Warrick’s resume is replete with a pair of Pulitzers and other awards, and his information is so deep and current that I assumed an Intelligence background. But it’s the Washington Post who developed this remarkable writer, with an assist by Bob Woodward.
 
There are two hot-button books. The Triple Agent (2013) is a personal and professional biography of a mild-mannered Jordanian physician who was radicalized via the internet, became a influential presence there, and was recruited by the Mukharabat, Jordan’s very respected intelligence agency. Then to be exploited by them and CIA, which did not work out well. In fact it blew up in the face of  both agencies as few operations ever do, ending with his death and that of many key high level Western intelligence personnel. Part of  that group were two influential women carving careers out of the stubborn male espionage culture, a sub-plot he explores in some detail.
 
Sent to a likely death in Afghanistan, the inexperienced idealistic doctor survives and makes contact with the enemy – first Taliban and then Al Qaeda, at the highest level. How this backfires is a tale straight out of John Le Carré, and Warrick’s ability to make “personnel” into people is remarkable. The book begins with an endless list of names the reader doesn’t really need to know, but picks up speed and focus as we enter the modest world of a bookish, undistinguished, well-intended doctor whose hobby is the internet.
 
Black Flags (2016) is a horse from a different garage, a cause-and-effect book that connects the embarrassing dots that corporate media avoid. It’s as good as it gets with Radical Islam, a knowledgeable, detailed and readable account of how ISIS came about, understandable by any intelligent civilian with half an education and an open mind.

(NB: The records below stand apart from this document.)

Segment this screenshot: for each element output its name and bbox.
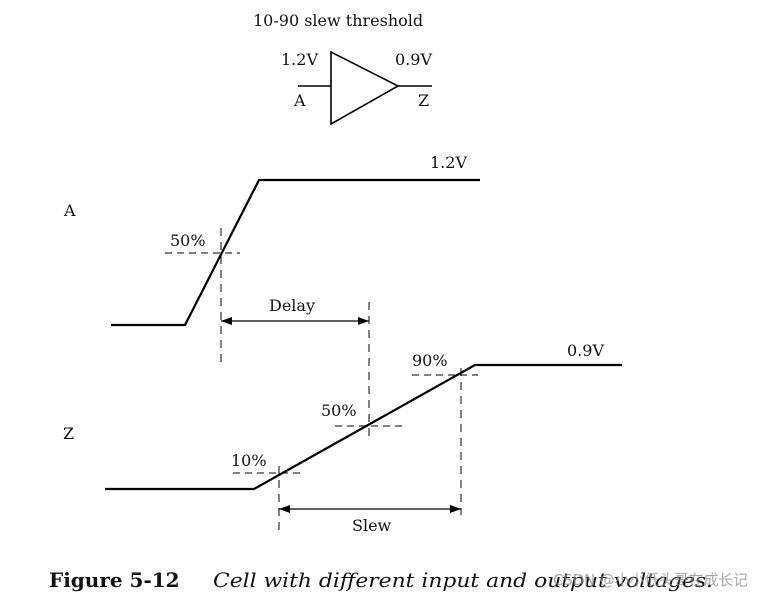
figure-caption-text: Cell with different input and output vol… xyxy=(213,568,713,592)
waveform-a: A 1.2V 50% xyxy=(63,153,480,362)
figure-caption: Figure 5-12 Cell with different input an… xyxy=(49,568,713,592)
delay-measurement: Delay xyxy=(221,296,370,438)
buffer-output-voltage: 0.9V xyxy=(395,50,432,69)
buffer-output-pin: Z xyxy=(418,91,429,110)
waveform-z: Z 0.9V 90% 50% 10% xyxy=(63,341,622,535)
waveform-z-90pct-label: 90% xyxy=(412,351,448,370)
waveform-a-high-level: 1.2V xyxy=(430,153,467,172)
delay-arrow-left-head xyxy=(221,317,232,325)
buffer-input-pin: A xyxy=(293,91,306,110)
watermark: CSDN @小小低头哥在成长记 xyxy=(553,571,748,589)
diagram-title: 10-90 slew threshold xyxy=(253,11,423,30)
buffer-input-voltage: 1.2V xyxy=(281,50,318,69)
slew-arrow-right-head xyxy=(450,505,461,513)
delay-label: Delay xyxy=(269,296,315,315)
figure-number: Figure 5-12 xyxy=(49,568,180,592)
waveform-z-high-level: 0.9V xyxy=(567,341,604,360)
waveform-a-50pct-label: 50% xyxy=(170,231,206,250)
delay-arrow-right-head xyxy=(358,317,369,325)
waveform-a-label: A xyxy=(63,201,76,220)
buffer-triangle xyxy=(330,50,400,126)
buffer-symbol: 1.2V 0.9V A Z xyxy=(281,50,432,126)
waveform-z-50pct-label: 50% xyxy=(321,401,357,420)
waveform-a-trace xyxy=(111,178,480,327)
slew-label: Slew xyxy=(352,516,392,535)
slew-arrow-left-head xyxy=(279,505,290,513)
waveform-z-trace xyxy=(105,363,622,491)
slew-measurement: Slew xyxy=(279,505,461,535)
waveform-z-label: Z xyxy=(63,424,74,443)
waveform-z-10pct-label: 10% xyxy=(231,451,267,470)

Warrick is clear on the influence of our war lobby and our preference for military solutions to irritating situations, and how the disaster occurred because of breaking many rules, and he doesn’t mince words. ISIS could not exist without our destruction of Iraq and subsequent failure to deal with the consequences. The resulting chaos exacerbated Sunni-Shia friction, ending in confrontation and civil war, a pattern repeated in Libya and then Ukraine, following the Nuland coup.
 
Warrick the writer brings a humane sense of people and events that is unique in this genre, and he has the gift of making someone clear and recognizable without wasting words. His kind-hearted, well-intended doctor is as real as the Mukharabat agent who recruits him, a capable interesting man whose life and career have been bent out of shape by the fact that he is of Royal blood.
 
Bottom line, Warrick understands the Muslim world in a very un-American way. His Muslims are human, listening to endless whispered buzz of drones above their primitive villages day and night, then subject to a massive revenge onslaught following the disaster, which changed the rules. Warrick lets the reader in on what that must be like for civilians – like being black in a city full of unpredictable cops with super-weapons.
Clear and detailed as his general information is, with few inaccuracies, Warrick also brings a human reality that transcends race, geography, politics and prejudice. He presents good people who aspire to decency, and his sanctimonious thugs are brutal and greedy as they act out their dreams of power and revenge. The CIA review of his work is revealing, but does not attempt to deny the value of his books.